The accusation has not been limited to this alonc. The Jew, it is said, is not only a destroyer, but also an up-builder; arrogant, ambitious and domineering, he seeks to subject everything to himself. He is not content merely to destroy Christianity, but he preaches the gospel of Judaism; he not only assails the Catholic or the Protestant faith, but he incites to unbelief, and then imposes on those whose faith he has undermined his own conception of the world, of morality and of life.
Now this has the right sound about it. Classically anti-semitism wasn’t about negative depictions in novels, but about plots, conspiracies, The Protocols of the Elders of Zion, the Enemy Within, the Merchants of Death, and so on. It was about the perception of a conspiracy by Jews to do down everyone else, in their own selfish interest. Nor is it a perception without elements of truth, which had led to its rise in the first place.
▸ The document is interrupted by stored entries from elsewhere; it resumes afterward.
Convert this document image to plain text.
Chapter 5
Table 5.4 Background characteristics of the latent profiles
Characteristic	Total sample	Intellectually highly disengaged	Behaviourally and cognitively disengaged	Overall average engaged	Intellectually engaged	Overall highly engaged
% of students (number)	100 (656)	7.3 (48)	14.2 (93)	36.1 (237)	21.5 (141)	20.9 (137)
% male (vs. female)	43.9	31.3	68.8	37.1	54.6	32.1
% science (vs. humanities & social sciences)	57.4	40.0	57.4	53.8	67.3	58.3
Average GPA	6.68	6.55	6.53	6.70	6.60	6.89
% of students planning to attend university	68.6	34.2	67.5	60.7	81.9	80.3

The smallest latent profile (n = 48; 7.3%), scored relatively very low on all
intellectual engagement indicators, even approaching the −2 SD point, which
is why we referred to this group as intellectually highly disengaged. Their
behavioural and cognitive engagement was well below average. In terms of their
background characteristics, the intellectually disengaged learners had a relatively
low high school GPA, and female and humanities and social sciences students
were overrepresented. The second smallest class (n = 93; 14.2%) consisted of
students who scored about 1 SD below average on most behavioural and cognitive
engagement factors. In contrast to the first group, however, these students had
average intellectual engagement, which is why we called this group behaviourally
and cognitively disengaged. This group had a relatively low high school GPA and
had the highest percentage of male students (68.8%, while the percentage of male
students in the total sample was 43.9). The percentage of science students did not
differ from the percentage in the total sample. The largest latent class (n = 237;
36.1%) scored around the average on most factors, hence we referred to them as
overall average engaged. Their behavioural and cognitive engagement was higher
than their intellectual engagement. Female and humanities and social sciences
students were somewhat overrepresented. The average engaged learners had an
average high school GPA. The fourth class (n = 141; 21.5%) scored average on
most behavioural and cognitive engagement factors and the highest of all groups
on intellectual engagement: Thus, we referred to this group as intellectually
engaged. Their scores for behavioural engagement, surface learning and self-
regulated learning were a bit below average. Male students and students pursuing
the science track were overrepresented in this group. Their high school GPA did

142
Violence against Jews, as Jews, was also comprehended in the definition. Pogroms against Jews in Tsarist Russia were certainly an example of anti-semitism, and seen as such.
But not all violence counted. A boy who thumped another boy “because the latter was a Jew” was not anti-semitic, but a quarrelsome boy; a gang of men who preyed on Jews undoubtedly was.
How then do we distill this, far more genuine sentiment, into something that can be used for our examination of the Fathers?
What we may do, I think, is to ask this: does what the Fathers write intentionally tend to encourage the reader to consider Jews as a group apart, in a way that no other group is; to consider them as a sinister group, most likely plotting against the rest of us; to think of them as somehow less human, less like “real people”? Does it tend to demonise, to marginalise?
That, it seems to me, is a testable definition of whether a given writer is, or is not, anti-semitic.
One problem with this is that we must normalise for the climate of the times. Some of the trends in antiquity themselves may have had this effect. Does a writer reflect his times, or shape them?